Established in 1980 as a program of the National Trust for Historic Preservation, the National Main Street Center works with a nationwide network of coordinating programs and local communities to encourage preservation-based community revitalization, and has equipped more than 2,000 older commercial districts with the skills, and organizing framework they need for renewal during its 34-year history. An exciting new chapter for the organization began on July 1, 2013 when the National Main Street Center, Inc. launched as an independent subsidiary of the National Trust. This transition enables Main Street to build on its three-decade record of success, with new leadership and new resources that will help communities respond to evolving needs and opportunities in the commercial district revitalization field.
As a nonprofit organization, the National Main Street Center Inc., provides information, offers technical assistance, holds conferences and workshops, and conducts research and advocacy on critical revitalization issues. The proven Main Street Four-Point Approach® provides a framework for communities to organize themselves for success, improve the design of their neighborhoods, promote their district, and enhance the economic base of a community.
Cumulatively, commercial districts taking part in the Main Street program have spurred the rehabilitation of more than 246,000 buildings, and generated $59.6 billion in new investment, with a net gain of more than 502,728 new jobs, and over 115,000 new businesses. Every dollar a community uses to support its local Main Street program leverages an average of $18 in new investment, making Main Street one of the most successful economic development strategies in America. These community benefits would not be possible without the training, education, and leadership of the National Main Street Center.

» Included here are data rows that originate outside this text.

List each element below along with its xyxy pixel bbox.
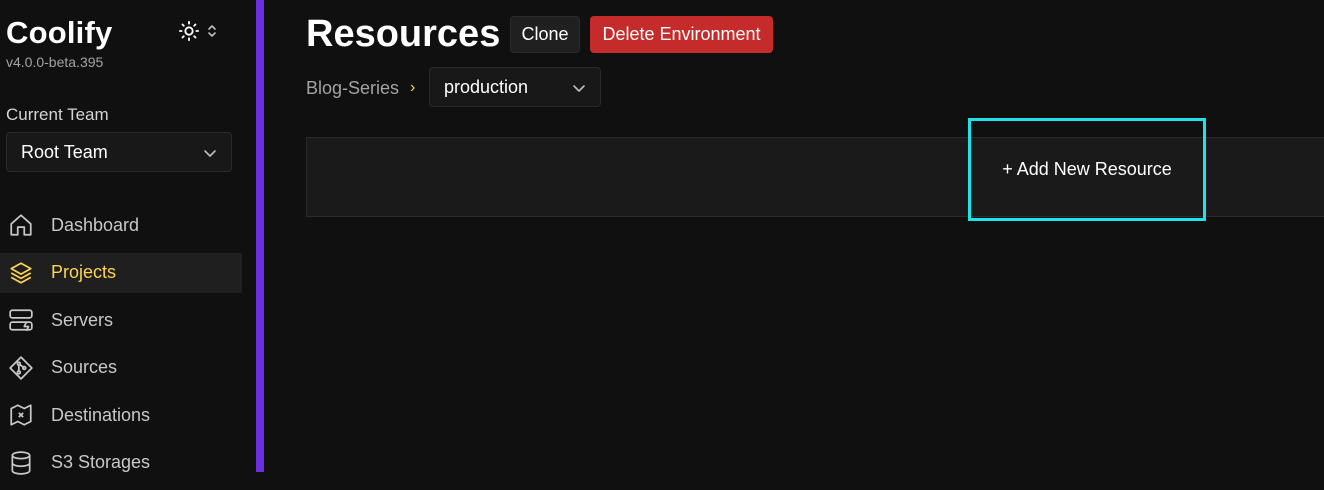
- add-new-resource-button[interactable]: + Add New Resource: [968, 118, 1206, 221]
- team-select[interactable]: Root Team: [6, 132, 232, 172]
- delete-environment-button[interactable]: Delete Environment: [590, 16, 773, 53]
- sidebar-nav: Dashboard Projects Servers Sources Desti…: [0, 205, 242, 490]
- breadcrumb-project-link[interactable]: Blog-Series: [306, 78, 399, 99]
- team-select-value: Root Team: [21, 141, 108, 162]
- current-team-label: Current Team: [6, 105, 109, 124]
- sidebar-item-label: Dashboard: [51, 214, 140, 235]
- sidebar-divider: [256, 0, 264, 472]
- layers-icon: [0, 260, 51, 286]
- map-icon: [0, 402, 51, 428]
- breadcrumb-separator: ›: [410, 79, 416, 96]
- chevron-down-icon: [572, 77, 586, 98]
- sidebar-item-servers[interactable]: Servers: [0, 300, 242, 340]
- environment-select[interactable]: production: [429, 67, 601, 107]
- chevron-down-icon: [203, 142, 217, 163]
- sidebar-item-destinations[interactable]: Destinations: [0, 395, 242, 435]
- theme-toggle[interactable]: [178, 18, 226, 44]
- sidebar: Coolify v4.0.0-beta.395 Current Team Roo…: [0, 0, 256, 475]
- sidebar-item-label: Projects: [51, 262, 117, 282]
- sidebar-item-label: Servers: [51, 309, 114, 330]
- git-icon: [0, 355, 51, 381]
- sidebar-item-label: Sources: [51, 357, 118, 377]
- sidebar-item-label: S3 Storages: [51, 452, 151, 472]
- app-version: v4.0.0-beta.395: [6, 54, 104, 70]
- sun-icon: [178, 20, 200, 42]
- sidebar-item-sources[interactable]: Sources: [0, 348, 242, 388]
- clone-button[interactable]: Clone: [510, 16, 580, 53]
- environment-select-value: production: [444, 76, 529, 97]
- page-title: Resources: [306, 13, 501, 55]
- main-content: Resources Clone Delete Environment Blog-…: [264, 0, 1324, 472]
- sidebar-item-projects[interactable]: Projects: [0, 252, 242, 293]
- chevron-up-down-icon: [206, 23, 218, 39]
- sidebar-item-dashboard[interactable]: Dashboard: [0, 205, 242, 245]
- app-logo-text[interactable]: Coolify: [6, 15, 112, 51]
- sidebar-item-s3-storages[interactable]: S3 Storages: [0, 443, 242, 483]
- sidebar-item-label: Destinations: [51, 404, 151, 425]
- home-icon: [0, 212, 51, 238]
- server-icon: [0, 307, 51, 333]
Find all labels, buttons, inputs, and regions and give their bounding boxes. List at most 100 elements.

Main Street offers a revitalization framework appropriate for communities of all types – including commercial districts in urban neighborhoods, rural towns, and smaller and mid-sized cities. Local Main Street programs can be established either as freestanding organizations or as part of an existing entity, such as a community development corporation or economic development organization. Working in conjunction with a state, city or county-wide Main Street Coordinating Program, or directly with the National Main Street Center, local Main Street programs plan and implement projects that create more vibrant and healthy commercial districts.